Dua Bupati Wilayah Mataram Dipecat Sultan karena Membangkang ke VOC Belanda

Dua Bupati Wilayah Mataram Dipecat Sultan karena Membangkang ke VOC Belanda

Nasional | sindonews | Senin, 18 Agustus 2025 - 07:59
share

Perjanjian Giyanti membuat perubahan besar di kehidupan di Pulau Jawa terutama di bagian tengah selatan. Perjanjian antara VOC Belanda dengan Kerajaan Mataram yang diteken setelah kalah perang itu membuat kekuasaan Mataram terbatas.

Beberapa wilayah yang sebelumnya masuk kekuasaan Mataram harus dilepaskan. Di Madiun, perjanjian VOC Belanda dengan Mataram membuat pusat pemerintahan bergeser. Pergeseran ini konon terjadi dari Istana Wonosari ke Istana Kranggan bermula dari penunjukan Raden Ronggo Prawirodirjo I sebagai Bupati Madiun oleh Sultan Hamengkubuwono I pada akhir 1750-an.

Hal tersebut tidak lepas dari konteks politik Jawa setelah Perang Giyanti disusul perjanjiannya, serta bertahtanya Sultan Hamengkubuwono I pada 1749 - 1972. Pada periode awal itu, muncul masalah yang melibatkan Bupati Mangkudipuro dan Bupati Sawoo, yang kini menjadi Ponorogo.

Baca juga: Taktik Sandiwara Perang Mataram dan Pasukan Untung Surapati Kelabui VOC Belanda

Dikutip dari "Banteng Terakhir Kesultanan Yogyakarta : Riwayat Raden Ronggo Prawirodirjo III dari Madiun, sekitar 1779 - 1810", masalah itu bermula dari usaha pemboikotan yang dilakukan oleh kedua bupati atas kewajiban - kewajiban yang dikenakan oleh VOC. Tindakan kedua bupati tersebut mengharuskan mereka berhadapan dengan Sultan Hamengkubuwono I. Sebab, usai Perjanjian Giyanti, Madiun merupakan bagian wilayah Kesultanan Yogyakarta.
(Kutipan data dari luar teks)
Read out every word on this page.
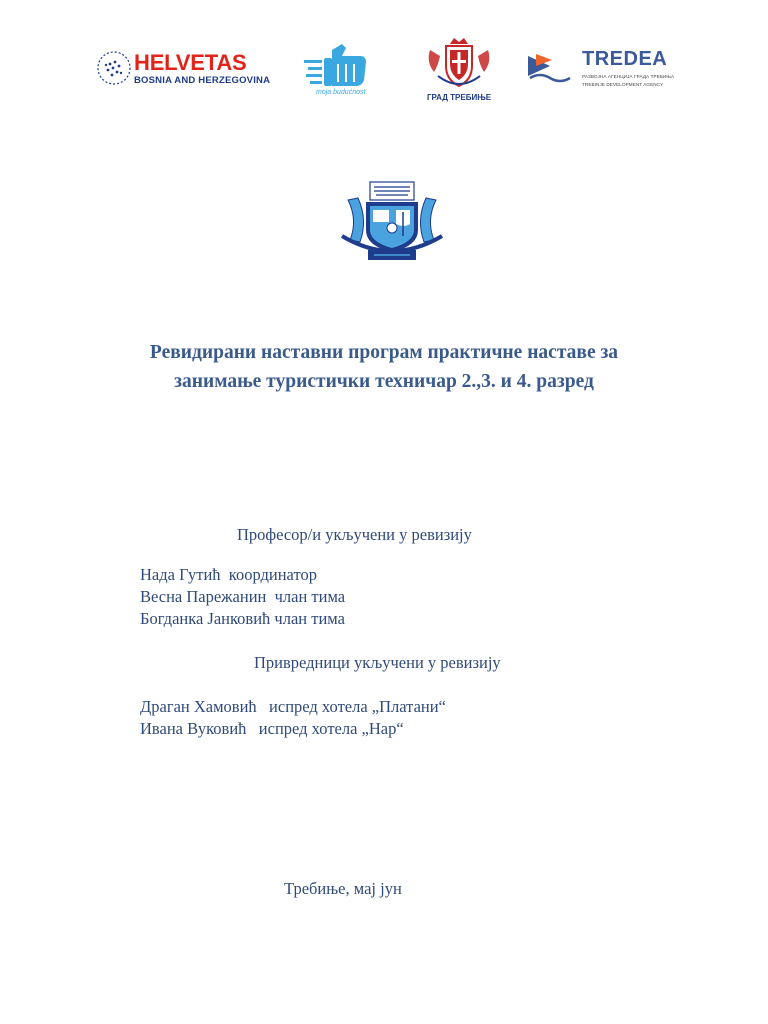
HELVETAS
BOSNIA AND HERZEGOVINA
moja budućnost
ГРАД ТРЕБИЊЕ
TREDEA
РАЗВОЈНА АГЕНЦИЈА ГРАДА ТРЕБИЊА
TREBINJE DEVELOPMENT AGENCY
Ревидирани наставни програм практичне наставе за
занимање туристички техничар 2.,3. и 4. разред
Професор/и укључени у ревизију
Нада Гутић  координатор
Весна Парежанин  члан тима
Богданка Јанковић члан тима
Привредници укључени у ревизију
Драган Хамовић   испред хотела „Платани“
Ивана Вуковић   испред хотела „Нар“
Требиње, мај јун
Memang, kukuban ing sak wetane Gunung Lawu atau wilayah tertutup yang berada di sebelah timur Gunung Lawu, ini dari masa ke masa senantiasa jadi momok menakutkan bagi para penguasa keraton - keraton Jawa tengah-selatan.

Baca juga: 5 Komjen Pol Dimutasi Kapolri Awal Agustus 2025, Ini Jabatan Strategis yang Ditempatinya

Medan tempuh yang cukup sulit antara mancanegara timur dan ibu kota keraton memberikan semacam perasaan bebas merdeka kepada para bupati kawasan timur, khususnya pejabat tinggi yang membawahi daerah - daerah paling timur yang berkedudukan di Madiun. Hal tersebut membuat keluarga bupati berpengaruh di wilayah yang jarang penduduknya ini mengembangkan rasa kedaerahan yang kuat.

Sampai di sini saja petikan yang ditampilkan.